Christine Laurent

Esprit de clocher

Christine Laurent Rédactrice en chef du Vif/L'Express

Ridicule, tout simplement ridicule, cette passe d’armes entre le socialiste Paul Magnette et le libéral Charles Michel mardi dernier ! De la pantomime, des balivernes, des enfantillages !

On croyait le ministre des Entreprises publiques plus fin, plus inspiré. En qualifiant le 1er Mai organisé par le MR de « pacotille pour notables à Jodoigne », il a perdu une occasion de se taire. Effet de manches ? N’a-t-il pas pu résister à la tentation de jouer les Mélenchon (le talent en moins), la présidentielle de 2012 en France creusant un clivage gauche-droite que l’élu carolo, dans un mirage, a cru voir hanter subitement notre débat politique actuel ? Et que dire de la riposte du président du MR, si faible, pas drôle ? Un duo-complice (sans le faire exprès ?) dans le registre des petites phrases qui frappent, des « mots doux » censés tuer pour marquer les esprits ? Ils n’ont même pas fait mouche, c’est dire !

Pourquoi exciter la division, alors que le socialiste François Hollande lui-même a souhaité que ce 1er Mai soit bien « la fête de tous ceux qui travaillent ou voudraient travailler » ? Mais l’occasion était trop belle pour le PS d’occuper une fenêtre médiatique à la veille des élections sociales en multipliant les cautions et garanties à l’égard de la FGTB. Fallait-il pour autant caricaturer l’autre alors que par ailleurs la ministre socialiste, Laurette Onkelinx, multiplie les avances à l’égard des PME, « fer de la relance économique », et dont on devait sans doute compter pas mal de représentants au meeting libéral ? A l’heure où de toutes parts on ne jure que par l’absolue nécessité de conclure un pacte de prospérité, la multiplication des ostracismes fait tache, non ?

Nul doute que, dès mercredi matin, tous, libéraux, socialistes, sociaux-chrétiens et humanistes se retrouvaient autour d’une même table pour tenter de trouver des solutions à la situation financière désastreuse dans laquelle la Belgique s’englue. Le FDF Bernard Clerfayt n’a-t-il pas agité la sonnette d’alarme en début de semaine, il y aurait un trou de 1,5 milliard supplémentaire dans le budget de 2013 ? Pas étonnant, tant les dispositions adoptées à la hâte par le gouvernement papillon sont floues ou surestimées, comme nous l’avons démontré à plusieurs reprises. Rares sont celles, en effet, qui tiennent la route. Et que dire, alors, de ce que l’on nous mijote pour 2014 ou 2015 avec toute cette valse de milliards à économiser ?

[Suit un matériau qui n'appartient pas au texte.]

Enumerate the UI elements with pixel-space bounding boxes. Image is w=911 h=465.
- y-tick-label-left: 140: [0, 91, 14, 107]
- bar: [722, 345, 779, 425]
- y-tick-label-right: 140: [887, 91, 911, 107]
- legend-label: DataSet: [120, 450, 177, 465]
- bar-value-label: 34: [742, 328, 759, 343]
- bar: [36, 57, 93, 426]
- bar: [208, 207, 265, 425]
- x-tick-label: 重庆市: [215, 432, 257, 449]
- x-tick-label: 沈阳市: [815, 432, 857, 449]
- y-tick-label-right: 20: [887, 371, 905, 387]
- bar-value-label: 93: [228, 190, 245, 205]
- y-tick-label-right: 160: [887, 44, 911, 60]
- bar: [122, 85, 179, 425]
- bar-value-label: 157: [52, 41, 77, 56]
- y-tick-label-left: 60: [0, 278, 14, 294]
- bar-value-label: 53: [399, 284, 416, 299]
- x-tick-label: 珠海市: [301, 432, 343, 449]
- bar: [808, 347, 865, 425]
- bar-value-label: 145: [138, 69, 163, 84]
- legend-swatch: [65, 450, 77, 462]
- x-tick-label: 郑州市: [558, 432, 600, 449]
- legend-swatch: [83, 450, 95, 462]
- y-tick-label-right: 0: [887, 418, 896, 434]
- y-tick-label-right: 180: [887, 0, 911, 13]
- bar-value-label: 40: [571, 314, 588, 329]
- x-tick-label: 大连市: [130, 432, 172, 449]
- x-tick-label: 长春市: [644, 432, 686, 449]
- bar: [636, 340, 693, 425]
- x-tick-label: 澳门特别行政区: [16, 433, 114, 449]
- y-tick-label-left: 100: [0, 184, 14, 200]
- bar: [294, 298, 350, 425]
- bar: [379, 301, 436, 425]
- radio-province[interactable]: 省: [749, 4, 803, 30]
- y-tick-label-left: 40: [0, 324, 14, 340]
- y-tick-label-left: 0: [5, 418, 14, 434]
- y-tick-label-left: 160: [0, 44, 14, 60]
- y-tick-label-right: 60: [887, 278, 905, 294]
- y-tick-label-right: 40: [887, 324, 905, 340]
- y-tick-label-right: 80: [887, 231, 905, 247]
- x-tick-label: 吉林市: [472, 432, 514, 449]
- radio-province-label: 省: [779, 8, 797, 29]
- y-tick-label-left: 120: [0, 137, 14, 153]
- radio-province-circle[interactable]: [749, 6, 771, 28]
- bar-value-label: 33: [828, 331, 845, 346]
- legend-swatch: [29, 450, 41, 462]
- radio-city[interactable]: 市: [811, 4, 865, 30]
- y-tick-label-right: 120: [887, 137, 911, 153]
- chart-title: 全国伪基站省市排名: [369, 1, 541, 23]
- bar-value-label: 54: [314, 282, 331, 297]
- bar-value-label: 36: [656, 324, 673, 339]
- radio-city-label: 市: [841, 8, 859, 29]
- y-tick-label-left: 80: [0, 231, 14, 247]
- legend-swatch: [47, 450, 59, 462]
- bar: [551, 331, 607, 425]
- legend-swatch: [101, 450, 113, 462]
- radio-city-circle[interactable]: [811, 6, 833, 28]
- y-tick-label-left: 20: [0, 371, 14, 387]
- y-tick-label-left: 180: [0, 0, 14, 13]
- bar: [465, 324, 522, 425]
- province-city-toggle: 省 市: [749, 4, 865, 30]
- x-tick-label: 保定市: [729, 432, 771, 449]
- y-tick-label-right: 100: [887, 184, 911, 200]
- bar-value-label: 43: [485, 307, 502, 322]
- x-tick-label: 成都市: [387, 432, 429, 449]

Ni rigueur absolue, ni laxisme, notre pays doit trouver un équilibre subtil. Qui passe sans doute par les vertus de l’affrontement, mais aussi de la concertation. Surtout dans un système à la proportionnelle et au sein d’une coalition qui se veut d’union nationale ou presque.

Les temps changent. Nous sommes au XXIe siècle, de grâce ! Un véritable bouleversement « civilisationnel » est en route. Il passe par l’arrivée de nouvelles cultures jeunes, hédonistes, individualistes, alternatives. Ce qui crée inévitablement, dans nos populations vieillissantes, un agrégat de menaces et de peurs attisées par la crise. Ce sont des discours qui proposent des réponses à toutes ces préoccupations que nous attendons, y compris le 1er Mai. Tournés vers l’avenir et non pas basés sur des concepts et des caricatures dépassés, sclérosés. Le rôle des politiques n’est-il pas de chercher le bien commun aussi pour demain et non à la petite semaine ? Mais pour espérer l’atteindre un jour, ils devront inévitablement abandonner leur « cher » esprit de clocher.